Como aumentar a serotonina
Está de bom humor? Agradeça à serotonina. Está com os ânimos ladeira abaixo? Provavelmente esse neurotransmissor não está sendo liberado e captado pelos neurônios como deveria. Ora, o déficit nesse sistema é considerado um dos motivos por trás da depressão.

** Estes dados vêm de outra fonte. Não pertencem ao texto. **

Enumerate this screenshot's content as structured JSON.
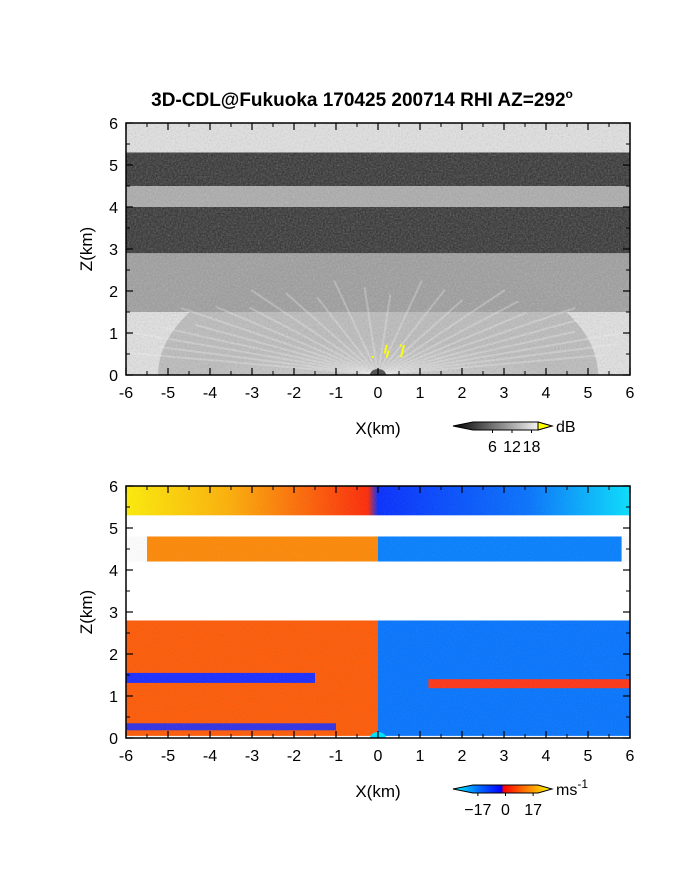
{
  "chart_data": {
    "title": "3D-CDL@Fukuoka 170425 200714 RHI AZ=292",
    "title_suffix": "o",
    "panels": [
      {
        "id": "backscatter",
        "type": "heatmap",
        "xlabel": "X(km)",
        "ylabel": "Z(km)",
        "xlim": [
          -6,
          6
        ],
        "ylim": [
          0,
          6
        ],
        "xticks": [
          "-6",
          "-5",
          "-4",
          "-3",
          "-2",
          "-1",
          "0",
          "1",
          "2",
          "3",
          "4",
          "5",
          "6"
        ],
        "yticks": [
          "0",
          "1",
          "2",
          "3",
          "4",
          "5",
          "6"
        ],
        "colormap": "grayscale",
        "colorbar": {
          "unit": "dB",
          "ticks": [
            {
              "value": 6,
              "label": "6"
            },
            {
              "value": 12,
              "label": "12"
            },
            {
              "value": 18,
              "label": "18"
            }
          ],
          "range": [
            0,
            20
          ],
          "over_color": "#ffff00"
        },
        "layers": [
          {
            "z": [
              0,
              1.5
            ],
            "level_db": 16,
            "pattern": "radial-bright-center"
          },
          {
            "z": [
              1.5,
              2.9
            ],
            "level_db": 11
          },
          {
            "z": [
              2.9,
              4.0
            ],
            "level_db": 3
          },
          {
            "z": [
              4.0,
              4.5
            ],
            "level_db": 12
          },
          {
            "z": [
              4.5,
              5.3
            ],
            "level_db": 3
          },
          {
            "z": [
              5.3,
              6.0
            ],
            "level_db": 16
          }
        ]
      },
      {
        "id": "doppler",
        "type": "heatmap",
        "xlabel": "X(km)",
        "ylabel": "Z(km)",
        "xlim": [
          -6,
          6
        ],
        "ylim": [
          0,
          6
        ],
        "xticks": [
          "-6",
          "-5",
          "-4",
          "-3",
          "-2",
          "-1",
          "0",
          "1",
          "2",
          "3",
          "4",
          "5",
          "6"
        ],
        "yticks": [
          "0",
          "1",
          "2",
          "3",
          "4",
          "5",
          "6"
        ],
        "colormap": "blue-red-yellow",
        "colorbar": {
          "unit": "ms",
          "unit_exp": "-1",
          "ticks": [
            {
              "value": -17,
              "label": "−17"
            },
            {
              "value": 0,
              "label": "0"
            },
            {
              "value": 17,
              "label": "17"
            }
          ],
          "range": [
            -20,
            20
          ]
        },
        "layers": [
          {
            "z": [
              5.3,
              6.0
            ],
            "x": [
              -6,
              6
            ],
            "velocity_ms": {
              "left": 17,
              "right": -17
            },
            "gradient": true
          },
          {
            "z": [
              4.2,
              4.8
            ],
            "x": [
              -5.5,
              5.8
            ],
            "velocity_ms": {
              "left": 8,
              "right": -8
            }
          },
          {
            "z": [
              0.05,
              2.8
            ],
            "x": [
              -6,
              6
            ],
            "velocity_ms": {
              "left": 4,
              "right": -7
            }
          }
        ]
      }
    ]
  }
}
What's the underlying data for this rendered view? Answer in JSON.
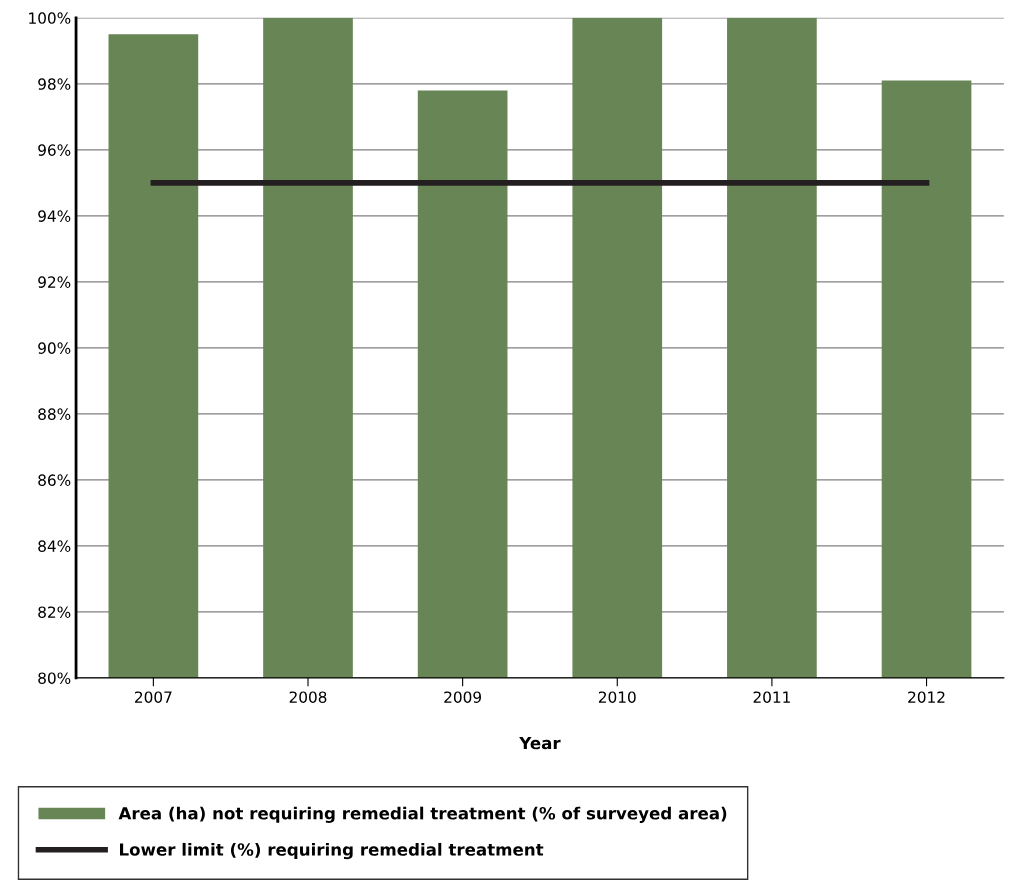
{
  "chart_data": {
    "type": "bar",
    "xlabel": "Year",
    "categories": [
      "2007",
      "2008",
      "2009",
      "2010",
      "2011",
      "2012"
    ],
    "series": [
      {
        "name": "Area (ha) not requiring remedial treatment (% of surveyed area)",
        "color": "#688556",
        "values": [
          99.5,
          100,
          97.8,
          100,
          100,
          98.1
        ]
      },
      {
        "name": "Lower limit (%) requiring remedial treatment",
        "type": "line",
        "color": "#231f20",
        "values": [
          95,
          95,
          95,
          95,
          95,
          95
        ]
      }
    ],
    "ylim": [
      80,
      100
    ],
    "yticks": [
      {
        "value": 80,
        "label": "80%"
      },
      {
        "value": 82,
        "label": "82%"
      },
      {
        "value": 84,
        "label": "84%"
      },
      {
        "value": 86,
        "label": "86%"
      },
      {
        "value": 88,
        "label": "88%"
      },
      {
        "value": 90,
        "label": "90%"
      },
      {
        "value": 92,
        "label": "92%"
      },
      {
        "value": 94,
        "label": "94%"
      },
      {
        "value": 96,
        "label": "96%"
      },
      {
        "value": 98,
        "label": "98%"
      },
      {
        "value": 100,
        "label": "100%"
      }
    ],
    "grid": "y",
    "legend": "bottom",
    "marker": "none",
    "line_style": "solid"
  }
}
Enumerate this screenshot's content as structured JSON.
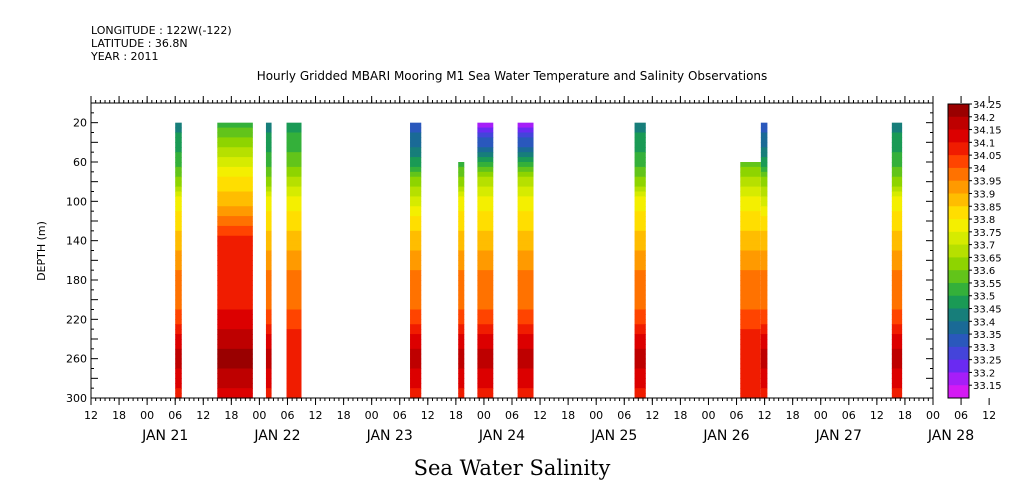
{
  "header": {
    "longitude": "LONGITUDE : 122W(-122)",
    "latitude": "LATITUDE : 36.8N",
    "year": "YEAR : 2011"
  },
  "chart_data": {
    "type": "heatmap",
    "title": "Hourly Gridded MBARI Mooring M1 Sea Water Temperature and Salinity Observations",
    "footer": "Sea Water Salinity",
    "ylabel": "DEPTH (m)",
    "y_ticks": [
      "20",
      "60",
      "100",
      "140",
      "180",
      "220",
      "260",
      "300"
    ],
    "y_range": [
      0,
      300
    ],
    "x_range_hours": [
      0,
      180
    ],
    "x_hour_ticks": [
      "12",
      "18",
      "00",
      "06",
      "12",
      "18",
      "00",
      "06",
      "12",
      "18",
      "00",
      "06",
      "12",
      "18",
      "00",
      "06",
      "12",
      "18",
      "00",
      "06",
      "12",
      "18",
      "00",
      "06",
      "12",
      "18",
      "00",
      "06",
      "12",
      "18",
      "00",
      "06",
      "12"
    ],
    "x_day_labels": [
      "JAN 21",
      "JAN 22",
      "JAN 23",
      "JAN 24",
      "JAN 25",
      "JAN 26",
      "JAN 27",
      "JAN 28"
    ],
    "colorbar_labels": [
      "34.25",
      "34.2",
      "34.15",
      "34.1",
      "34.05",
      "34",
      "33.95",
      "33.9",
      "33.85",
      "33.8",
      "33.75",
      "33.7",
      "33.65",
      "33.6",
      "33.55",
      "33.5",
      "33.45",
      "33.4",
      "33.35",
      "33.3",
      "33.25",
      "33.2",
      "33.15"
    ],
    "colors": [
      "#9a0000",
      "#be0000",
      "#dc0000",
      "#f01c00",
      "#ff4400",
      "#ff7200",
      "#ff9a00",
      "#ffbd00",
      "#ffde00",
      "#f4ef00",
      "#d6eb00",
      "#b6e000",
      "#8ed400",
      "#62c41a",
      "#34b03a",
      "#1a9a55",
      "#177e7a",
      "#1a6a96",
      "#2a58bc",
      "#4444da",
      "#6a2af2",
      "#a61ef8",
      "#d41af4"
    ],
    "segments": [
      {
        "start": 18.0,
        "end": 19.4,
        "top": 20,
        "profile": "std"
      },
      {
        "start": 27.0,
        "end": 34.6,
        "top": 20,
        "profile": "deep"
      },
      {
        "start": 37.4,
        "end": 38.6,
        "top": 20,
        "profile": "std"
      },
      {
        "start": 41.8,
        "end": 45.0,
        "top": 20,
        "profile": "mid"
      },
      {
        "start": 68.2,
        "end": 70.6,
        "top": 20,
        "profile": "blue"
      },
      {
        "start": 78.5,
        "end": 79.8,
        "top": 60,
        "profile": "std"
      },
      {
        "start": 82.6,
        "end": 86.0,
        "top": 20,
        "profile": "purple"
      },
      {
        "start": 91.2,
        "end": 94.6,
        "top": 20,
        "profile": "purple"
      },
      {
        "start": 116.2,
        "end": 118.6,
        "top": 20,
        "profile": "std"
      },
      {
        "start": 138.8,
        "end": 143.2,
        "top": 60,
        "profile": "mid"
      },
      {
        "start": 143.2,
        "end": 144.6,
        "top": 20,
        "profile": "blue"
      },
      {
        "start": 171.2,
        "end": 173.4,
        "top": 20,
        "profile": "std"
      }
    ]
  }
}
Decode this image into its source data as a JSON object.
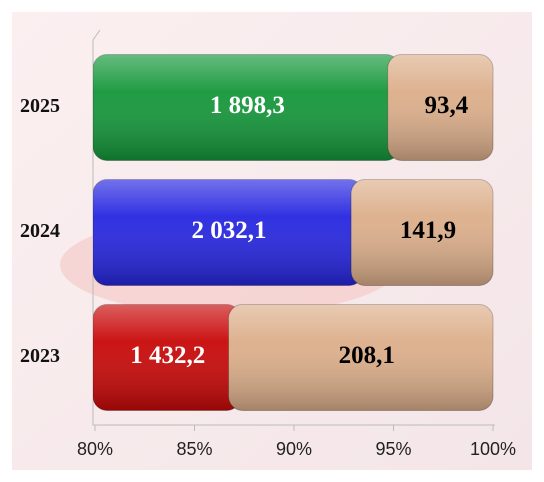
{
  "chart_data": {
    "type": "stacked_bar_100",
    "categories": [
      "2023",
      "2024",
      "2025"
    ],
    "series": [
      {
        "colors": [
          "#c80808",
          "#2626e0",
          "#14973a"
        ],
        "values": [
          1432.2,
          2032.1,
          1898.3
        ],
        "value_labels": [
          "1 432,2",
          "2 032,1",
          "1 898,3"
        ],
        "label_color": "#ffffff"
      },
      {
        "color": "#dcae8a",
        "values": [
          208.1,
          141.9,
          93.4
        ],
        "value_labels": [
          "208,1",
          "141,9",
          "93,4"
        ],
        "label_color": "#000000"
      }
    ],
    "xlim": [
      80,
      100
    ],
    "xticks": [
      {
        "value": 80,
        "label": "80%"
      },
      {
        "value": 85,
        "label": "85%"
      },
      {
        "value": 90,
        "label": "90%"
      },
      {
        "value": 95,
        "label": "95%"
      },
      {
        "value": 100,
        "label": "100%"
      }
    ]
  }
}
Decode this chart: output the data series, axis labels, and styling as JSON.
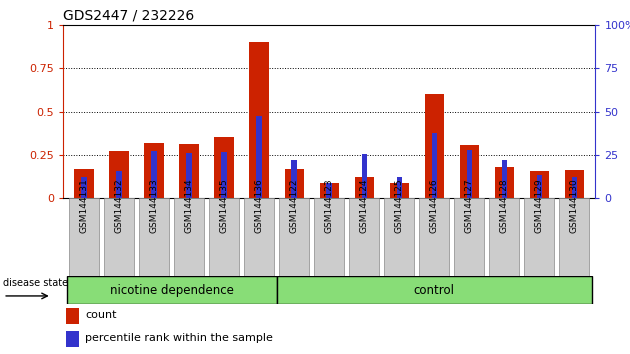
{
  "title": "GDS2447 / 232226",
  "categories": [
    "GSM144131",
    "GSM144132",
    "GSM144133",
    "GSM144134",
    "GSM144135",
    "GSM144136",
    "GSM144122",
    "GSM144123",
    "GSM144124",
    "GSM144125",
    "GSM144126",
    "GSM144127",
    "GSM144128",
    "GSM144129",
    "GSM144130"
  ],
  "count_values": [
    0.17,
    0.27,
    0.32,
    0.31,
    0.355,
    0.9,
    0.17,
    0.09,
    0.12,
    0.09,
    0.6,
    0.305,
    0.18,
    0.155,
    0.165
  ],
  "percentile_values": [
    0.12,
    0.155,
    0.27,
    0.26,
    0.265,
    0.475,
    0.22,
    0.09,
    0.255,
    0.12,
    0.375,
    0.28,
    0.22,
    0.135,
    0.12
  ],
  "group1_label": "nicotine dependence",
  "group2_label": "control",
  "group1_count": 6,
  "group2_count": 9,
  "bar_color_count": "#cc2200",
  "bar_color_percentile": "#3333cc",
  "left_axis_color": "#cc2200",
  "right_axis_color": "#3333cc",
  "ylim_left": [
    0,
    1.0
  ],
  "yticks_left": [
    0,
    0.25,
    0.5,
    0.75,
    1.0
  ],
  "ytick_labels_left": [
    "0",
    "0.25",
    "0.5",
    "0.75",
    "1"
  ],
  "yticks_right": [
    0,
    25,
    50,
    75,
    100
  ],
  "ytick_labels_right": [
    "0",
    "25",
    "50",
    "75",
    "100%"
  ],
  "background_color": "#ffffff",
  "group_bg_color": "#88dd77",
  "xlabel_bg_color": "#cccccc",
  "legend_count": "count",
  "legend_percentile": "percentile rank within the sample",
  "disease_state_label": "disease state",
  "bar_width": 0.55,
  "figsize": [
    6.3,
    3.54
  ],
  "dpi": 100
}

O psicólogo e autor de A Dose Certa vê a falta generalizada de serotonina por aí como um sintoma de nossa desconexão com a natureza. Pois é, estudos vêm comprovando isso: quem vive mais em ambientes urbanos, sem condições de dar um passeio entre as árvores, costuma apresentar níveis mais baixos dessa substância.
A receita para turbiná-la, assim, passa por mais tempo ao ar livre, tomando sol e travando contato com a flora e a fauna ao redor. Há quem diga que é um antidepressivo natural.
Outros hábitos que negligenciamos atualmente também ajudam a reverter o marasmo da baixa serotonina. Um deles é comer melhor, priorizando alimentos frescos e de origem vegetal. Eles nutrem uma microbiota intestinal mais equilibrada — um suporte e tanto para o aparelho digestivo, onde se produz 90% da serotonina do corpo.
O valor da endorfina
Eis a substância endeusada por corredores e outros esportistas. De fato, não há melhor fórmula para descarregar endorfina do que o exercício físico. É o hormônio antiestresse, na definição de TJ Power.
Para aumentar os níveis, não tem escapatória: é preciso levantar-se do sofá e começar a se mexer. No livro, o autor inclusive traz recomendações de exercícios que podem até ser feitos em casa. Aliás, ele também destaca a importância dos alongamentos nesse processo.
No mais, dar risadas e ouvir as músicas de sua preferência fazem parte das propostas ancoradas em ciência para deixar as taxas de endorfina tinindo. O bacana é que elas podem ser combinadas à prática de esportes — e também contribuem para regular os outros hormônios do bem-estar.